The last day in Brussels we had breakfast at Le Pain Quotidien, a restaurant-bakery founded in Brussels in 1990 by Alain Coumont, a chef who, upon realizing that he didn’t like the bread available for his restaurant, decided to make his own. He opened a small place in the rue Dansaert, and that small shop is now an international business.
We went to the one that’s inside the Galeries Royales St. Hubert without knowing what it was or what it had. It was probably one of the best decisions of the whole trip. The coffee was great, the food was fresh and the bread was amazing.
From there, were walked to one of the most recommended book shops in Brussels: Tropismes.

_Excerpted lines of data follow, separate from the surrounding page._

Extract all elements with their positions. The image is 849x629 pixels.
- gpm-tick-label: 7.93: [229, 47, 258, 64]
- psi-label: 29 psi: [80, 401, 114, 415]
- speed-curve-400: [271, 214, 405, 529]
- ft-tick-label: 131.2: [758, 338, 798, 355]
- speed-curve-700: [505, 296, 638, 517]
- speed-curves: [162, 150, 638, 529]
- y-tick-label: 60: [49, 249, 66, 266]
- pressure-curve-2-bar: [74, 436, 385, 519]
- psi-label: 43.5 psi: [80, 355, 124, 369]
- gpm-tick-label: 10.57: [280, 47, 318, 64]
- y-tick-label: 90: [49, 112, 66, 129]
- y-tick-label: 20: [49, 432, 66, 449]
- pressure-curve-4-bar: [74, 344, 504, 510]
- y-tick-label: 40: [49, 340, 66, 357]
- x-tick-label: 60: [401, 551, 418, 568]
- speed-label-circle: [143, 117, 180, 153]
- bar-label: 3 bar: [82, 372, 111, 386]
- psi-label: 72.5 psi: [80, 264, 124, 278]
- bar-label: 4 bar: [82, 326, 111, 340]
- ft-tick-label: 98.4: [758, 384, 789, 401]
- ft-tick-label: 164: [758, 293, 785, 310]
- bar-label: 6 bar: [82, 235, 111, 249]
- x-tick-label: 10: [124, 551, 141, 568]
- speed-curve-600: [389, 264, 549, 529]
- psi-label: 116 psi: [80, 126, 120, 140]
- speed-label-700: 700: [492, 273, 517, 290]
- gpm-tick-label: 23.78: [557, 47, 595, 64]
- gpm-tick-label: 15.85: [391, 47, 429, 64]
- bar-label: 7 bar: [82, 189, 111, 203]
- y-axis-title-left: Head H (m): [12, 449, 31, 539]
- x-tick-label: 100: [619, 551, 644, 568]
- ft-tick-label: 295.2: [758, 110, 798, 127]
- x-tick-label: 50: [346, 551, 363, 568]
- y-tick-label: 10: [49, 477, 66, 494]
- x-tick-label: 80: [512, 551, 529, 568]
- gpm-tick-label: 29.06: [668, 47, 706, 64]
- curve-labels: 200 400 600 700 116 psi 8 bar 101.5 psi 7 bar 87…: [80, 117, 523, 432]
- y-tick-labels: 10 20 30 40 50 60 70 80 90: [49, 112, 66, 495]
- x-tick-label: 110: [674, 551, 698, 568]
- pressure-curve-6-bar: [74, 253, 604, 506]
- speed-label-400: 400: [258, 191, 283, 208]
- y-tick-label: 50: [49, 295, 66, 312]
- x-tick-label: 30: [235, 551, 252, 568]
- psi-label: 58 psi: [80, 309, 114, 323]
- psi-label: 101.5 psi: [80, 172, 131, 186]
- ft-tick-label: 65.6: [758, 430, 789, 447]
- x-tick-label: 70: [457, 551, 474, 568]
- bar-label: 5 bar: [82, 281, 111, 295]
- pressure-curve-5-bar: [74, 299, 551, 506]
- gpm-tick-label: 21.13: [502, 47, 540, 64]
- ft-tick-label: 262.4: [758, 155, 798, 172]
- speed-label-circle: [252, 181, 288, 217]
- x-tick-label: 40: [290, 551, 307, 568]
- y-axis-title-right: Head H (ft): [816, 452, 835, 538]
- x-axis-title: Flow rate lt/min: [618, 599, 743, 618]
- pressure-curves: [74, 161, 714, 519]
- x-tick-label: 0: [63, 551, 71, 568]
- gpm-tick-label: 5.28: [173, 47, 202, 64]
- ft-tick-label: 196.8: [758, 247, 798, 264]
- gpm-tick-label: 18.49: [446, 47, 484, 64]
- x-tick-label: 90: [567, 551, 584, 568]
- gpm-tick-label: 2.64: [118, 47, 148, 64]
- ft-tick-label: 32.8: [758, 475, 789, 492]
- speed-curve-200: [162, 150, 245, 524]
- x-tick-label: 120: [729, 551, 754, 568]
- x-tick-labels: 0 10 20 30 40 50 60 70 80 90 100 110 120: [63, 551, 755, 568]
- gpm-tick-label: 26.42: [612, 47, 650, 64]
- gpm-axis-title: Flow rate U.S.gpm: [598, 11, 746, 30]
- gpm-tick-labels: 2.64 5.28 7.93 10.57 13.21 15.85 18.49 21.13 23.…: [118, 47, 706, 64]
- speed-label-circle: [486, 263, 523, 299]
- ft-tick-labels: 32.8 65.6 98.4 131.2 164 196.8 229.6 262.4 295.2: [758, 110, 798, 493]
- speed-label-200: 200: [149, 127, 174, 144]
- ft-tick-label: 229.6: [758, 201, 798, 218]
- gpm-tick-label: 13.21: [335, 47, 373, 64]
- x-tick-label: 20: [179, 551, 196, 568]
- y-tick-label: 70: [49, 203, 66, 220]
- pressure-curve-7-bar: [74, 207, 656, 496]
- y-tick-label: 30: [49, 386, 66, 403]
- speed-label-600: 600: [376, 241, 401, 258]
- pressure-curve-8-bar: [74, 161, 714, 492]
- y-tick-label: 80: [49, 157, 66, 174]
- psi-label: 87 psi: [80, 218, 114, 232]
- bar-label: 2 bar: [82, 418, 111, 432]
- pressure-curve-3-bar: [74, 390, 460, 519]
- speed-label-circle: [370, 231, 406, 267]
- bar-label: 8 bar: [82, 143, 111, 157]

The place isn’t too big, but the charming thing about it is that they managed to put books in every single space they had. Between the furniture, on top of other books, under the stairs, you name it.
As always, I searched for the Latin American Literature shelves and I soon found Julio, Carlos and Gabriel, among others, standing next to one another in a bottom shelf.
That same day we went to Bruges and let me tell you that the train station was chaotic. Every single train (and I mean literally every single train) was at least 30 minutes late and nobody knew what was going on or what to do. They say you don’t appreciate what you have until you lose it; well I am never complaining about German trains again. Yes, they’re always late, especially during the winter, but at least you know why and how long they’ll take.
Bruges is Brugge in Dutch, which derives from Old Dutch and means ‘bridges’. The earliest accounts of the name are from around the year 840 and include the variants Bruggas y Brvggas. The Anglo Saxon Chronicle, historical document that I was able to study this semester, mentions the city under the names of Bricge in the year 1037, and Brycge in the years 1049 and 1052.
Fun fact: in Spanish, it’s called “Brujas” which literally translates to “Witches”. It’s a rather unfortunate name, but if you ask my dad, he calls it ‘the most beautiful city in the world’.
We arrived in Bruges and the first thing we did (apart from eating and leaving the luggage at the apartment) was look for the Church of Our Lady, which is the place where the Madonna of Bruges is. I was looking forward to seeing her because of the movie The Monuments Men, which is one of my favorite movies.
The Madonna of Bruges is a marble sculpture made by Michelangelo in 1504, and it’s only 1.23 m tall. It has only left Belgium in two occasions: when it was taken to France in 1794 and when it was taken to Germany in 1944.
We found her beautiful and sitting in her chapel, as she always should be.
Afterwards we went to the museum-gallery of Salvador Dalí, but first we stopped by a book shop I had seen on the way to the Madonna.
It was a pretty place, small too, but full of books and other literature-related objects. One thing I love doing whenever I travel is going to local book stores. I love to see what books they sell, how they arrange them, what languages are they in. I always try to buy something small, a book store souvenir if you will, but I don’t always purchase books because I don’t always understand the language.
Museum Gallery Xpo Salvador Dali
The museum-gallery isn’t big either, but it’s well located (in the Central Square), and it has some of Dali’s less known works.
It is just one room, which is why you don’t spend a lot of time in there. For those who are like me, who love galleries bur really dislike Dali, the size is ideal.
Hanging from one of the walls, I found this version of Alice’s Adventures in Wonderland. I would have loved to see the whole edition.